The city's multiculturalism is on full display in the ad, which also features LGBT couples and the catchphrase, "All flavours are welcome" — conscious choices that Weir says are meant to reflect Toronto's "idealism and diversity."
'One of the best ads I've seen'
"It's one of the best ads I've seen — ever — for a city," says advertising expert David Soberman, a Rotman School of Management marketing professor.
The spot was developed in partnership with marketing powerhouse J. Walter Thompson and a variety of Toronto-based actors, models and post-production houses.
- Record number of visitors expected in 2016, Tourism Toronto says
- Canada No. 1 on New York Times list of top 2017 travel destinations
Geared towards international travellers, the campaign is launching first in the American market.
Soberman says the vibe could appeal to a younger American demographic, thanks to familiar imagery like Blue Jays right fielder José Bautista's meme-inducing 2015 bat flip.
"That's who the message is going to resonate with," he says. "Not the people voting for Donald Trump."

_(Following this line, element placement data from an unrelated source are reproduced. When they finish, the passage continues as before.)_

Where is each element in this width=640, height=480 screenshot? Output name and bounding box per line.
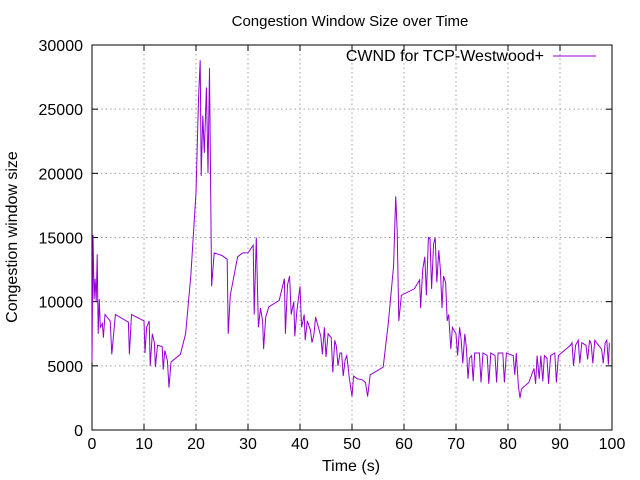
x-tick-label: 50 xyxy=(343,436,361,453)
x-tick-label: 0 xyxy=(88,436,97,453)
x-tick-label: 30 xyxy=(239,436,257,453)
legend-label: CWND for TCP-Westwood+ xyxy=(346,48,544,65)
y-tick-label: 0 xyxy=(74,423,83,440)
y-tick-label: 30000 xyxy=(39,38,84,55)
x-tick-label: 100 xyxy=(599,436,626,453)
series-line-cwnd xyxy=(91,60,610,398)
x-tick-label: 20 xyxy=(187,436,205,453)
y-tick-label: 25000 xyxy=(39,102,84,119)
x-tick-label: 10 xyxy=(135,436,153,453)
legend: CWND for TCP-Westwood+ xyxy=(346,48,596,65)
y-axis-title: Congestion window size xyxy=(4,151,21,323)
chart-title: Congestion Window Size over Time xyxy=(232,13,469,30)
x-tick-label: 90 xyxy=(551,436,569,453)
y-tick-label: 5000 xyxy=(47,359,83,376)
series-layer xyxy=(91,60,610,398)
y-tick-label: 15000 xyxy=(39,231,84,248)
axis-ticks: 0 10 20 30 40 50 60 70 80 90 100 0 5000 10000 15000 200… xyxy=(39,38,626,453)
x-tick-label: 40 xyxy=(291,436,309,453)
x-tick-label: 70 xyxy=(447,436,465,453)
x-tick-label: 80 xyxy=(499,436,517,453)
grid-lines xyxy=(92,45,612,430)
x-tick-label: 60 xyxy=(395,436,413,453)
y-tick-label: 20000 xyxy=(39,166,84,183)
x-axis-title: Time (s) xyxy=(322,458,380,475)
y-tick-label: 10000 xyxy=(39,295,84,312)
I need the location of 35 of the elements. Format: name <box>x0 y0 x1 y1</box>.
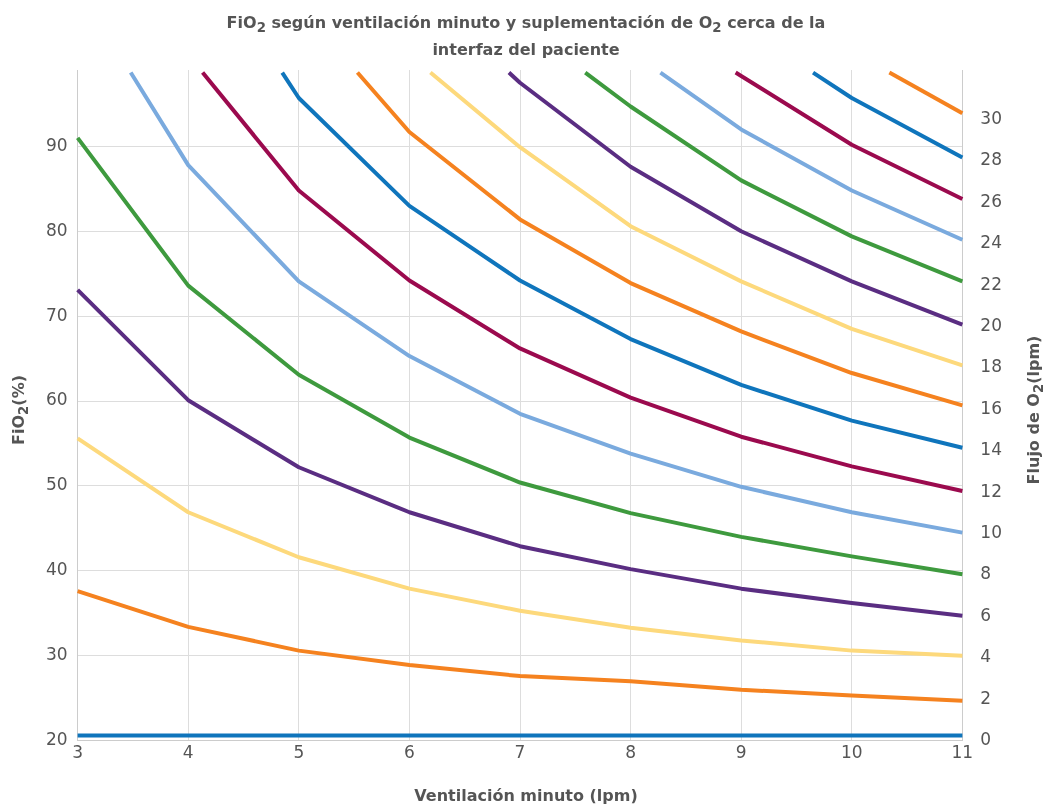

So was the video meant to be a response to the current state of affairs in the U.S.? Weir says no.
The campaign was actually developed last summer, with video shot in October, he explains. "It's not a response to any particular political personalities or administrations."
Marc Gordon, a Thornhill-based customer experience and marketing expert, praised the ad's "fantastic" production and says it could be a polarizing conversation-starter south of the border.
"The ad is not subtle when it comes to conveying our openness to the LGBT community, to multiculturalism, to immigration," he says.
Sure, a chunk of the American population might not embrace those messages, but Gordon says an even bigger portion could see it as a "breath of fresh air."
"I don't know if the ad is going to get people rushing to the airport to come here," he adds. "Having said that, I do think it could lead to a lot of dialogue."
Toronto portrayed as 'Canada's downtown'
But not everyone thinks the campaign hit the mark.
Toronto-based copywriter and marketing and branding consultant Debra Stuart says the video's key messages are "lost on the viewer," thanks to the rapid cuts and changing viewpoints.
"There is not one tagline or positioning statement to unify the message, make it memorable and help the viewer connect the dots," she says.
But to Weir, the key theme is that of Toronto being "Canada's downtown" — a vibe that differentiates the city from Chicago, New York, Miami, or any other American hotspots.
"It's about being a big, global city with a distinctly Canadian feel and perspective," he says.
City likely broke tourism record for 2016
The campaign comes at a time of booming tourism in Toronto.
While Weir says the final 2016 tourism numbers are still being tallied by Tourism Toronto, the city was on track to top 2015's record-setting 14 million overnight visitors, thanks to steady growth from the key markets like the U.S., the U.K., China, Germany, Japan and Mexico.
Funded by the Greater Toronto Hotel Association's Destination Marketing Program, the international marketing efforts will roll out online through the spring with more videos and digital ads, reaching consumers through "sophisticated behavioural targeting," says Tourism Toronto in a press release.